Who followed the prayer and submitted to it, except, perhaps, Father himself in his devotion? Wide-eyed I watched them at that moment when they thought they were unobserved, all busy with their own troubles, dreams or ambitions, eyes shut, heads bowed, hands raised, frozen in the routine gestures of supplication and worship, yet with their thoughts far away. From behind the protection of my folded hands I saw the glance wandering absently, the eyes filled with desire, tenderness or malice that for a single unguarded moment rested on another, eyes searching out eyes and for a single unguarded moment finding each other over the bowed heads of the others. What I saw there, I could not name or recognise at the time either, yet I was already aware of something stirring and changing, like the veld when the clouds sweep past swiftly and the landscape of stone and shrub loses its starkness for a moment to drift away in changing patterns of shadow and light. It was just a moment in the uncertain circle of the candlelight, and then the prayer was over, the chairs scraped across the floor, the candles were lit and we withdrew for the night: the family to their rooms, Dulsie and Jacomyn to their beds on the kitchen floor, Pieter to the outside bedroom where he had been sleeping since Jakob’s marriage, and Gert to his sleeping place in the shed or behind
the kraal. The circle of our worship had been broken once more, each got up and turned away from the others, and if you woke during the night, you would hear in the great silence of the house only the heavy breathing of the sleepers. Perhaps someone would cry out in his sleep, groan or sigh, an unintelligible sound in the darkness which you might interpret as you wished if you heard it, and then there would be silence once more, sleeper separated from sleeper in the palpable silence and darkness.

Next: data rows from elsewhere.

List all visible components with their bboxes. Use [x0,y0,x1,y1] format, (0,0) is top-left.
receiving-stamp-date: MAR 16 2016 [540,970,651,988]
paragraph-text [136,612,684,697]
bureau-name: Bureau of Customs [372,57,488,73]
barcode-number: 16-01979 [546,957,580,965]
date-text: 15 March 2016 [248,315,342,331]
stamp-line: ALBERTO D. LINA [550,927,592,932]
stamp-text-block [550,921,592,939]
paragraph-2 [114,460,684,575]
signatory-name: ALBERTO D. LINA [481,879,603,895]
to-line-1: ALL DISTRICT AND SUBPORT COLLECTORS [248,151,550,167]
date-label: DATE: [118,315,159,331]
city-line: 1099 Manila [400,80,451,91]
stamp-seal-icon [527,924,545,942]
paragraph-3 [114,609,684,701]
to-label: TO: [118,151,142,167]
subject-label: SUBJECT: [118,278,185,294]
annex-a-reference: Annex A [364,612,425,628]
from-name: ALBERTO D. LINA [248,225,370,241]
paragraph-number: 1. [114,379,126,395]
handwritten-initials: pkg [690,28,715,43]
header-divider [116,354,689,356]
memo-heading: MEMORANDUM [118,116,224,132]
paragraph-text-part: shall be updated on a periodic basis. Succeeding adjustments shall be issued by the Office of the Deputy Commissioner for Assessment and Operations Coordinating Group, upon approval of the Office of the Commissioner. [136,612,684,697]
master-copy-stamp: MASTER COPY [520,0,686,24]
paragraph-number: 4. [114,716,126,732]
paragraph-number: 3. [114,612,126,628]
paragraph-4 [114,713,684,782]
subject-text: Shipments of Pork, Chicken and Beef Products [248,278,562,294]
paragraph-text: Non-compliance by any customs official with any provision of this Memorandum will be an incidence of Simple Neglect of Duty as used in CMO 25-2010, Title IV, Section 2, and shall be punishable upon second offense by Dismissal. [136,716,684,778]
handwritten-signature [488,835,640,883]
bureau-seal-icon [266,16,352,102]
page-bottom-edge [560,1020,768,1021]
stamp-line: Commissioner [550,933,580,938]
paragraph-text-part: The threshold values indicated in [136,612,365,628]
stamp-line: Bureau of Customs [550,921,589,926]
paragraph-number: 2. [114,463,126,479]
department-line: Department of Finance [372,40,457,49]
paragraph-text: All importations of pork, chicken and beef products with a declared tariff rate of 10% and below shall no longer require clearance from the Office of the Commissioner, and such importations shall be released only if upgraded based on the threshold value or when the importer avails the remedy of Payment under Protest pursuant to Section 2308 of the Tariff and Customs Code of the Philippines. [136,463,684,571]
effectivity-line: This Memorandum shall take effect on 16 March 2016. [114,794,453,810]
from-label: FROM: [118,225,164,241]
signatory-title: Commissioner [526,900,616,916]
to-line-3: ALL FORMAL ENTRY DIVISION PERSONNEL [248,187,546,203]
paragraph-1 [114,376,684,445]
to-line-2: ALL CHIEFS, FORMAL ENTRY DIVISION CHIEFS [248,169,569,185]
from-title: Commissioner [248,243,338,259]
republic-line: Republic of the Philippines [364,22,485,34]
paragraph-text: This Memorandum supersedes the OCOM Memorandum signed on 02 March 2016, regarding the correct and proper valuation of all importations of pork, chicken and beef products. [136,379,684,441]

Did winter come early that year, or had our customary departure for the Karoo been delayed for some reason? We left home in cold and billowing mist that cloaked the escarpment, and we descended down Vloksberg Pass into depths we could not see. Our small procession of wagons, riders and sheep flocks descended almost blindly, following the rocky track along the edge of the cliffs, as if we were disappearing into the churning white waters of a drift, never to reappear again. How do I know it was that winter, the winter after Jakob’s marriage; what gives me the right to be so certain? It could just as well have been any other winter of my youth, with the straggling trek moving down the pass to the Karoo while I stayed behind for a moment, my shawl wrapped tightly around me against the cold and wind, watching for a sign that the mist might be opening somewhere, that in our descent we had moved far enough down the mountain to catch a glimpse through an opening in the mist of the Karoo landscape in the golden sunlight down below. The last lagging sheep had already been chased ahead, the last herdsman had disappeared ahead of me down the track, the last sound, that otherwise would have echoed so clearly here in the cliffs, had been muffled by the billowing clouds; for a moment I was alone, and suddenly I was fearful, aware of the baboons on the cliffs and the wild cats in the ravines, aware of every other invisible threat that might be lurking in the fog, and I turned around. My foot caught on a stone
and I heard it roll away and dislodge other stones until the rattle of falling rocks was absorbed by the muffling fog; and I fled, stumbling over the loose stones and rocky ledges, down the slope, following the direction in which the wagons had disappeared, blindly through the fog along the edge of the invisible abyss, until the rear end of our trek became dimly visible ahead of me, the wagons slowly feeling their way through the mist. I can remember no other anxiety from my childhood quite like that unexpected moment during our trek to the Karoo, that first winter after Sofie had come to us as a bride.